The right to be digitally forgotten: a unique concept in an interconnected world
The right to be forgotten was created in 2014 by case law from the Court of Justice of the European Union, following requests by Internet users for certain pages concerning them to be removed from Google search results. This concept is written into law by Article 17 of the EU General Data Protection Regulation (GDPR) and extends to all data-processing methods.
While directive 95/46/EC, which is currently applicable, already provides that, for personal data to be processed legally, they must only be processed if they are necessary (and therefore they should no longer be processed if they stop being necessary), the GDPR must basically go further by allowing data subjects to have some of their personal data erased as soon as possible provided that certain requirements are met. This is in addition to the right to object to the processing of personal data.

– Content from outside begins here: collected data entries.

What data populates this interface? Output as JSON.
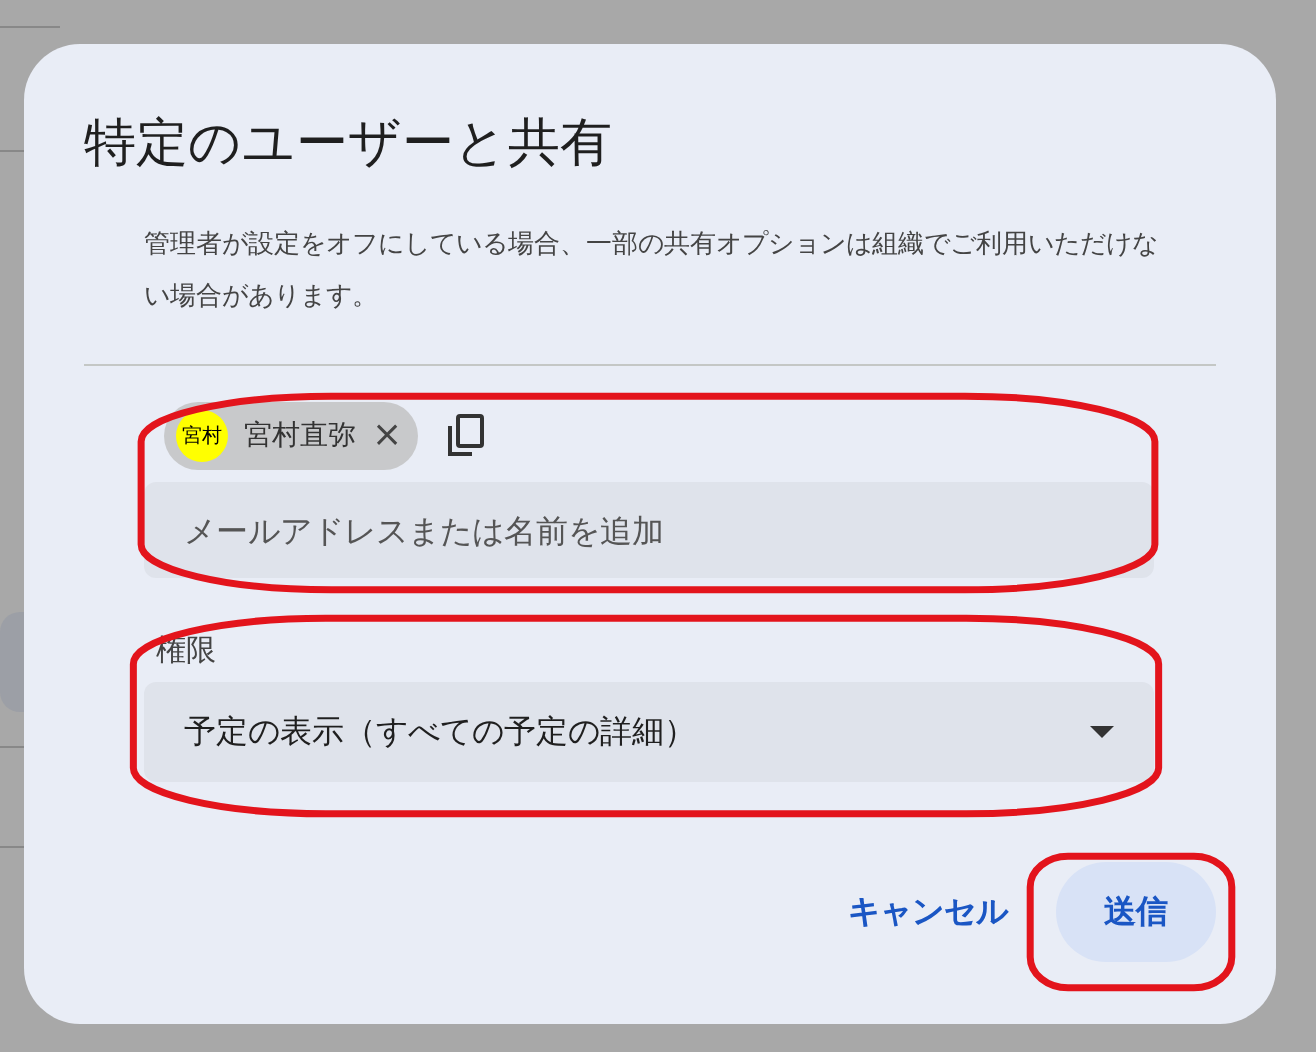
{
  "dialog": {
    "title": "特定のユーザーと共有",
    "notice": "管理者が設定をオフにしている場合、一部の共有オプションは組織でご利用いただけない場合があります。",
    "chips": [
      {
        "avatar": "宮村",
        "name": "宮村直弥",
        "remove": "×"
      }
    ],
    "input": {
      "placeholder": "メールアドレスまたは名前を追加"
    },
    "permission": {
      "label": "権限",
      "value": "予定の表示（すべての予定の詳細）"
    },
    "buttons": [
      {
        "label": "キャンセル",
        "kind": "text"
      },
      {
        "label": "送信",
        "kind": "tonal"
      }
    ]
  },
  "annotations": [
    {
      "kind": "outline"
    },
    {
      "kind": "outline"
    },
    {
      "kind": "outline"
    }
  ]
}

While deceptively simple, the right to be forgotten immediately raises a tricky philosophical issue: how can the right to freedom of communication and freedom of information be reconciled with the right to privacy? On the one hand, you have the data controller’s legitimate interests and on the other, the data subject’s fundamental rights. You have scientific truth vs fact manipulation.
From a technical standpoint, the digital right to be forgotten is a genuine challenge. Granted, it is objectively easier to erase a computer’s memory than human memory; however, given the complexity of interactions between systems, the data back-ups as well as the variety of people involved and data recipients, it would be unrealistic to believe that data can be totally erased.